Palestinians attack new E Jerusalem settler homes

Palestinians attack new E Jerusalem settler homes

JERUSALEM - Palestinians hurled Molotov cocktails at an apartment building in a flashpoint east Jerusalem neighbourhood just hours after it was taken over by Jewish settlers, police said Tuesday.

No one was injured in the incident in the Silwan neighbourhood late on Monday, which saw a gang of Palestinians firing flares and throwing petrol bombs at the building, a police statement said.

No serious damage was caused and no arrests were made.

The building was one of two structures housing 10 apartments that were taken over by Jewish settlers before dawn on Monday, sparking fierce local opposition. Such takeovers have also been strongly condemned by the international community.

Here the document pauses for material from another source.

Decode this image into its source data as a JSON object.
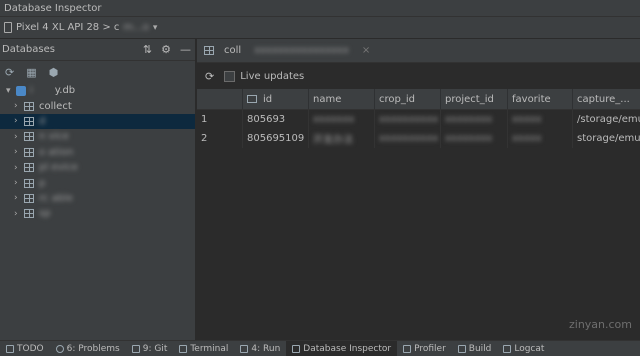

Silwan is a densely populated Palestinian neighbourhood that flanks the southern walls of Jerusalem's Old City and has been the scene of frequent clashes involving a small group of hardcore settlers, the Israeli police and young, stone-throwing locals.

Clashes erupted three weeks ago when settlers moved into more than 25 apartments in the area that they had purchased.

Ateret Cohanim, an Israeli organisation aiming to increase the Jewish presence in east Jerusalem, said the acquisitions would double the number of Jews living in that part of Silwan, known in Hebrew as Kfar Shiloach.

The group claims that particular area was inhabited by Jews from Yemen in the late 19th century.

Israel seized Arab east Jerusalem during the 1967 Six Day War and later annexed it, in a move never recognised by the international community. Some 200,000 Israelis live there alongside some 300,000 Palestinians.

Israel regards the entire city as its "undivided capital" and does not see construction or the purchase of houses in the eastern sector as settlement activity.

While the Israeli government is behind major construction efforts in the area, it says it has no say over private real-estate deals in east Jerusalem.

Earlier this week, President Reuven Rivlin spoke out against such deals conducted between Arab sellers and extreme right-wing groups.

"Jerusalem cannot be a city in which building is done in secret or where moving into apartments is done in the dead of night," he said on Sunday.